Vertical Limit is one of those films that all you need to do is sit back, open your eyes wide, hold on to your chair, and enjoy the ride.
Our Rating

Genre(s): Action, Adventure, Thriller

Director: Martin Campbell

Actors: Chris O'Donnell, Bill Paxton, Robin Tunney, Scott Glenn, Izabella Scorupco, Temuera Morrison

Year: 2000

MPAA Rating: PG-13

Country: USA

After the first 20 minutes or so of harrowing scenes, multiple-character introductions, and mumbling mountain-climbing mumbo-jumbo, I leaned over to my Japanese friend, who sat wide-eyed, enthralled, yet confused, and asked her if she knew what was going on. She shook her head no, so I wrapped it up for her: “There is a brother and a sister. They both climb mountains. After a few years of not seeing each other after a bad accident, they meet at one of the tallest mountains in the world. The sister is there to bring a very rich man to the top of the mountain, because he wants to make a TV commercial for his new business. There is an accident, so the brother and others must go save his sister and the rich man at the top of the mountain.” Aaaah… OK… that is really all my friend needed to know, because other than those plot basics, Vertical Limit is one of those films that all you need to do is sit back, open your eyes wide, hold on to your chair, and enjoy the ride.

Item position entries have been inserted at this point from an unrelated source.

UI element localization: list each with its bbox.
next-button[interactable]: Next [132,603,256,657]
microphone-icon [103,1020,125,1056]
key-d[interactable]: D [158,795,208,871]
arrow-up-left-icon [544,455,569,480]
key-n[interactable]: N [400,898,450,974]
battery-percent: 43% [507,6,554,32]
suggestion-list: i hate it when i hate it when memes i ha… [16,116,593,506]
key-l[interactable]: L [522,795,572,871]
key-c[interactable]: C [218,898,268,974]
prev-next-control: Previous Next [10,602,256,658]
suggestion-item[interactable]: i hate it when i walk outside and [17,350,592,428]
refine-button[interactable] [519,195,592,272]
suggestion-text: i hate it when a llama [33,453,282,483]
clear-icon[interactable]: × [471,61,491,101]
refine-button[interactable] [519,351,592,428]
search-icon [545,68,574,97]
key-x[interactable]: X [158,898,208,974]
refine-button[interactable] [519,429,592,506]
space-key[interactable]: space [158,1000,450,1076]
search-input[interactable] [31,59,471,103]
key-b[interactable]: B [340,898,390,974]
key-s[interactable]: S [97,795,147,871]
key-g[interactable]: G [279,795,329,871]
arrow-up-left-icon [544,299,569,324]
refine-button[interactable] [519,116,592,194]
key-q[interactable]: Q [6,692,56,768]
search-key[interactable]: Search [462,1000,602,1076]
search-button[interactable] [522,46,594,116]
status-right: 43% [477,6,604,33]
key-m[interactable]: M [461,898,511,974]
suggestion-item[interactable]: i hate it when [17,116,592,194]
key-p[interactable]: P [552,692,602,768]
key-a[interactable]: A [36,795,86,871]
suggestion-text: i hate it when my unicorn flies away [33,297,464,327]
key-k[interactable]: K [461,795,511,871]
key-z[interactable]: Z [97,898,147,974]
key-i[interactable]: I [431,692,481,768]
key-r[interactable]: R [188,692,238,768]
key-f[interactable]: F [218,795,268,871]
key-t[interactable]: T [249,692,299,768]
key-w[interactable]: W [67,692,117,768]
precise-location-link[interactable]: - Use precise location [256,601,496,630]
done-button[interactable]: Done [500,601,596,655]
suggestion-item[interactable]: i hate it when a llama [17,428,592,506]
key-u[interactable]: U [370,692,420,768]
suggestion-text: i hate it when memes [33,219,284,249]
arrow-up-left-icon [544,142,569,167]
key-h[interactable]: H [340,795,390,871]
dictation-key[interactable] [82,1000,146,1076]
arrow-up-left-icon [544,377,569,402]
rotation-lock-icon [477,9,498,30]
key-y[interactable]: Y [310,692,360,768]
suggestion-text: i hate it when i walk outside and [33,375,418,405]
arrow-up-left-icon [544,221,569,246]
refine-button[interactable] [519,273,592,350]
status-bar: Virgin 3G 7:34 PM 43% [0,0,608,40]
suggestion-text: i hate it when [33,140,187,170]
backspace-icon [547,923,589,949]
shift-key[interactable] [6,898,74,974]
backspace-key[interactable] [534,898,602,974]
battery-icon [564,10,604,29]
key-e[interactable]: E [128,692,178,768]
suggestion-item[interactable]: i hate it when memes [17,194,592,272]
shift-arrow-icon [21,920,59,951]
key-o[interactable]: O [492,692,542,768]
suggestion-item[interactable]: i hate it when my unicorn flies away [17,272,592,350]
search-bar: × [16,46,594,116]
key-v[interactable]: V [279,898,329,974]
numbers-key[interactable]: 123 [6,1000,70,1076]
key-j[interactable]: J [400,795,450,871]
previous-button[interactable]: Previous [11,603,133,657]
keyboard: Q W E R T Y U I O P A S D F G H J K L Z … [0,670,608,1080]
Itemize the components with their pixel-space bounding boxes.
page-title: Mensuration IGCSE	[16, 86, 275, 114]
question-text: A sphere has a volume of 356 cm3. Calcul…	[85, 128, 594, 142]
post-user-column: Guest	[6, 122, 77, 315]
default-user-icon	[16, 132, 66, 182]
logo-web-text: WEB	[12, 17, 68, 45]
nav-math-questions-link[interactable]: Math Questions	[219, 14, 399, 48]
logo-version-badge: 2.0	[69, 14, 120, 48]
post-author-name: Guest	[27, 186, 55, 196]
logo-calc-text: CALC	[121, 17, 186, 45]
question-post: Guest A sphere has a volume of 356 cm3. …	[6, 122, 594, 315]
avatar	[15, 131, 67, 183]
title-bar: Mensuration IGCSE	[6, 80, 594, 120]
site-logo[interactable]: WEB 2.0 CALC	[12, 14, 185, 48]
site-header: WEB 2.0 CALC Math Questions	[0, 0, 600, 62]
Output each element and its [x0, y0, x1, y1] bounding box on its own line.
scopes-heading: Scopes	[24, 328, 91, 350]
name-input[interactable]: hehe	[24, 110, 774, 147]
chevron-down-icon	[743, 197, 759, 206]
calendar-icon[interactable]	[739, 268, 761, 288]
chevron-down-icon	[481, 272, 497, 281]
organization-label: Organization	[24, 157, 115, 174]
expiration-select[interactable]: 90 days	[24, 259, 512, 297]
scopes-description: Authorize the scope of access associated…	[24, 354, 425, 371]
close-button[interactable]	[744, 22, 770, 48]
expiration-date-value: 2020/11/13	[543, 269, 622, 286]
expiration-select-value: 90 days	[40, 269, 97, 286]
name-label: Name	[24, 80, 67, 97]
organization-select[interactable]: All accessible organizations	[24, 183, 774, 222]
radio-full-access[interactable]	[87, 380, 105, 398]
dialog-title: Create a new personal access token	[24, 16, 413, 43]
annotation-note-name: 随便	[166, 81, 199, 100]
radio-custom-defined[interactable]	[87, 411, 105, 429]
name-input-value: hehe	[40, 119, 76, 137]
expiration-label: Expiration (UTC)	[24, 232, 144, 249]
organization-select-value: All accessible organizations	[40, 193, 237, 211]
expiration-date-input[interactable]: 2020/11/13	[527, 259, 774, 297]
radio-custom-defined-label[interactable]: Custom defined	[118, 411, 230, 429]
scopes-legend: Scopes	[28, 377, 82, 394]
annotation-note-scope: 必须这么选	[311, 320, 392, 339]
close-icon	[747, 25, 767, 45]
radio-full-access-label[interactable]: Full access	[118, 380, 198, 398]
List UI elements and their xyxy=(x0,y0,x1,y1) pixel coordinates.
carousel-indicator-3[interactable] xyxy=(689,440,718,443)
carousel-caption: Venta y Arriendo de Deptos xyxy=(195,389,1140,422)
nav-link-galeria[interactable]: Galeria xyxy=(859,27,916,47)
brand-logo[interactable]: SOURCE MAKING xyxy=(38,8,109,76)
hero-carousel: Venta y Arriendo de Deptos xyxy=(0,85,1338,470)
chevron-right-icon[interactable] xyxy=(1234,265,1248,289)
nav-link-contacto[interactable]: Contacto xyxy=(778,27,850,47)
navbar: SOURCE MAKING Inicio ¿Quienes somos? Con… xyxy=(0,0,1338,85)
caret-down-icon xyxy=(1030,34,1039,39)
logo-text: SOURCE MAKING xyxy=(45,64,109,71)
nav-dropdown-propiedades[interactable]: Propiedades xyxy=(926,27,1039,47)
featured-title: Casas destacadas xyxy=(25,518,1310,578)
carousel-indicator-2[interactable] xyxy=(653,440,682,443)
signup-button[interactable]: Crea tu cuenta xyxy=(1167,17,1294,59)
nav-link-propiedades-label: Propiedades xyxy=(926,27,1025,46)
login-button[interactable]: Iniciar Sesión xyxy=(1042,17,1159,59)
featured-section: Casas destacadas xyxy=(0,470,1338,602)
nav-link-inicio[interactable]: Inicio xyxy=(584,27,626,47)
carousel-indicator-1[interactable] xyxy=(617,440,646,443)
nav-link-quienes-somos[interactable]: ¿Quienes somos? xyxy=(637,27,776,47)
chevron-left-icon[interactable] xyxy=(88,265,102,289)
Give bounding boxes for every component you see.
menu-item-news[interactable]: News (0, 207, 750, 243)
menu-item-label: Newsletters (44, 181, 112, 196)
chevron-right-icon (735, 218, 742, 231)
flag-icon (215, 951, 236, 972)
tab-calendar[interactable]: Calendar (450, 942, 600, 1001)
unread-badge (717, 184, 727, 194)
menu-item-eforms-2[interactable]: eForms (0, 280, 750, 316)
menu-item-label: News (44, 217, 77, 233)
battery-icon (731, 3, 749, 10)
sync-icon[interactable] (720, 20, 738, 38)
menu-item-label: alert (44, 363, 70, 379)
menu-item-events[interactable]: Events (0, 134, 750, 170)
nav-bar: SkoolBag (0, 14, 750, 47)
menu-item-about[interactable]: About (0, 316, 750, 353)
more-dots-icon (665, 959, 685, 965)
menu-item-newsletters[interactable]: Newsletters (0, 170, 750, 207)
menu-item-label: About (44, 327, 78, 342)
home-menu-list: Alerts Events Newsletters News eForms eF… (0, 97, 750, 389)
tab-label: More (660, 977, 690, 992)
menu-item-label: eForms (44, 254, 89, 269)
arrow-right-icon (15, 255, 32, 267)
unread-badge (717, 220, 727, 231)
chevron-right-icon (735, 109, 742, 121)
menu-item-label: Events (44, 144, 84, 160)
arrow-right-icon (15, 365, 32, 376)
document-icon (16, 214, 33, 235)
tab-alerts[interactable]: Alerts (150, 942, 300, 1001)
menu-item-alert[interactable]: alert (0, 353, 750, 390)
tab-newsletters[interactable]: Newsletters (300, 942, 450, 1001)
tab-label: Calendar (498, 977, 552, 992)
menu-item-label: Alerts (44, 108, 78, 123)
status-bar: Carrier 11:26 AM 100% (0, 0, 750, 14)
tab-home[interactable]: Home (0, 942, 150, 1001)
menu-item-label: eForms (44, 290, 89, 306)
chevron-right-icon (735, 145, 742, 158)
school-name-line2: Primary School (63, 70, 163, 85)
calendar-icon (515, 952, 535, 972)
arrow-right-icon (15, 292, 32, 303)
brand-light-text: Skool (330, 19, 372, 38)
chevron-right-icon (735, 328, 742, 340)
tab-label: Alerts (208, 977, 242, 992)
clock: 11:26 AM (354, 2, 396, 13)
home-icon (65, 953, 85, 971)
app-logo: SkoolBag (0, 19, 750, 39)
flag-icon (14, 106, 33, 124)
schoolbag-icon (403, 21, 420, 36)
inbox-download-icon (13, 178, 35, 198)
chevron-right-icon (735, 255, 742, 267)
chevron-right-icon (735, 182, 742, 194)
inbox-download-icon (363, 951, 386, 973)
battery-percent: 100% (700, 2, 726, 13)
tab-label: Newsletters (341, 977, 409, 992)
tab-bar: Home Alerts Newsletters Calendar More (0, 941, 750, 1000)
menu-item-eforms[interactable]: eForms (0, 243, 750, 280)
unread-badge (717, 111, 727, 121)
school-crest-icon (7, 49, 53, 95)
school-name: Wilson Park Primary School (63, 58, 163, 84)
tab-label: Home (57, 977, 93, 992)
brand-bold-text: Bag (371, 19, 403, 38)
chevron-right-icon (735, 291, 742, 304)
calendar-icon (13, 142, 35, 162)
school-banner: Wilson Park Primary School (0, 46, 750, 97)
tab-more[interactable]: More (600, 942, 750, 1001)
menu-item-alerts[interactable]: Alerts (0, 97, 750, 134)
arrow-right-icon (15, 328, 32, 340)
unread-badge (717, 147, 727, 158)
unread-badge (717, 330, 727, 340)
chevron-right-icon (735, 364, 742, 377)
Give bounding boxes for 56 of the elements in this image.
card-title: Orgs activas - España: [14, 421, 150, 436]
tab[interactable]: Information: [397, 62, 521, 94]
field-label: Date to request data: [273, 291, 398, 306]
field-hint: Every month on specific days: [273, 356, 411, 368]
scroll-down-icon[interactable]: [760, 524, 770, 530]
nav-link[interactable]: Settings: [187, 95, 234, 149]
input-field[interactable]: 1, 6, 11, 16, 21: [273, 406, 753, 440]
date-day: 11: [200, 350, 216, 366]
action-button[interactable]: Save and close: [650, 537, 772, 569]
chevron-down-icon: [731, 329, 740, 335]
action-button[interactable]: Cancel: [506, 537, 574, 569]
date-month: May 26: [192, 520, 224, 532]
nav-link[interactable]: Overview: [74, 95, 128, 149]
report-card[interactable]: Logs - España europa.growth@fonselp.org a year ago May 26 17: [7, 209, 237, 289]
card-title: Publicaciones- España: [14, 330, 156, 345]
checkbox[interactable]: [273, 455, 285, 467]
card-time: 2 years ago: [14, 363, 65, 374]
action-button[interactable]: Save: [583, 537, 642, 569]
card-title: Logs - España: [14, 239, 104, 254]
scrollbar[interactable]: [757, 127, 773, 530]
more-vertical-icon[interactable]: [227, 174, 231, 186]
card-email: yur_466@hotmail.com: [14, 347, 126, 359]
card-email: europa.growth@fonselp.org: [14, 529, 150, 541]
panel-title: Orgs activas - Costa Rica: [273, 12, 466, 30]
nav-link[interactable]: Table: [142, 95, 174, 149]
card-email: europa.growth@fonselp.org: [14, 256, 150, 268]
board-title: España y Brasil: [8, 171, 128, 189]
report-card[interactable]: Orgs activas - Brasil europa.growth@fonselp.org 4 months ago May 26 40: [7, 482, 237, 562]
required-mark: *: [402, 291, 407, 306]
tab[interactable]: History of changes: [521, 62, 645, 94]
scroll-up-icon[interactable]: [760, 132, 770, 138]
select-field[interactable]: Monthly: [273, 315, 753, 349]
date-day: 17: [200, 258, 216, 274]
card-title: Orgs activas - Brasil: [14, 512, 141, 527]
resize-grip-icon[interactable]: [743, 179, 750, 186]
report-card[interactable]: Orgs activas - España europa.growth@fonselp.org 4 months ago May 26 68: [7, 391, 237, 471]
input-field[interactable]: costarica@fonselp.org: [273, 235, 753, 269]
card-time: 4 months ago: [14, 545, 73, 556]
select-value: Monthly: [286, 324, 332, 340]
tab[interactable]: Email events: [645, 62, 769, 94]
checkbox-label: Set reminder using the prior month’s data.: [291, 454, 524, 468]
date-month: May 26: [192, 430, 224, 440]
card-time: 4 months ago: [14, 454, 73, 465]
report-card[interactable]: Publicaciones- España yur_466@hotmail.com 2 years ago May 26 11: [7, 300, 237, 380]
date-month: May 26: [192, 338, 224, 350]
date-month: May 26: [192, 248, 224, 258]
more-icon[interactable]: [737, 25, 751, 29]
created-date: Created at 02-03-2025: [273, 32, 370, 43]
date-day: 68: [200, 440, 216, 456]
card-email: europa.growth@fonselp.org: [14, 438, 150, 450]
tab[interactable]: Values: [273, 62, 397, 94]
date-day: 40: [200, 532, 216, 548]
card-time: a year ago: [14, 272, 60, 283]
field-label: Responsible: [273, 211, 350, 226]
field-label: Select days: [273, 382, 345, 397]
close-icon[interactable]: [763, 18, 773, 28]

Chris O’Donnell (with lovely, fluffy, growing-out hair) and Robin Tunney (who kicks butt, but has odd eyes that are too close together, in a way that kind of distracts me) are the estranged siblings, Peter and Annie Garrett. Bill Paxton, one of the worst actors in the world, plays the rich man Elliot Vaughn, who I think is loosely modeled on Richard Branson, the British über-successful businessman who tried to fly around the world in a hot-air balloon (among other adventurous things that only rich people can afford). Except Paxton is an ass, and of course has a dark side. Let’s just say that he is not a millionaire (billionaire?) that you want to be stuck in a crevasse with at 26,000 feet. After the botched ascent, where Annie, Vaughn, and leader Tom (Nicolas Lea from The X-Files) get trapped in said crevasse, brother Peter is the only one who refuses to just let them die on the mountain. So he and his rag-tag group of rescuers go up K2, hauling along cylinders of nitroglycerine strapped to their backs to blow the survivors out of the ice (not kidding! remember, you need explosions in an action movie!).

Now, I’ve heard others criticize Vertical Limit for having a lack of character development. But for an action movie, I could actually tell these people apart, and kind of cared about them, even though I knew that most of them were going to die dramatically… You don’t go to a movie like this for the actors to pensively stare off in the distance and flashback to a softer-focus time. You want a big piece of ice to fall on their head! Yeah! And Vertical Limit totally delivered in that sense. There is really no time wasted in this film, as just when one character survives a physical test, another one or two gets swept down the mountain by an avalanche.

Vertical Limit is the most fun, stressful, and edge-of-your-seat time that I’ve had at a big-budget Hollywood flick in quite awhile, and that’s nothing to shake an ice-axe at!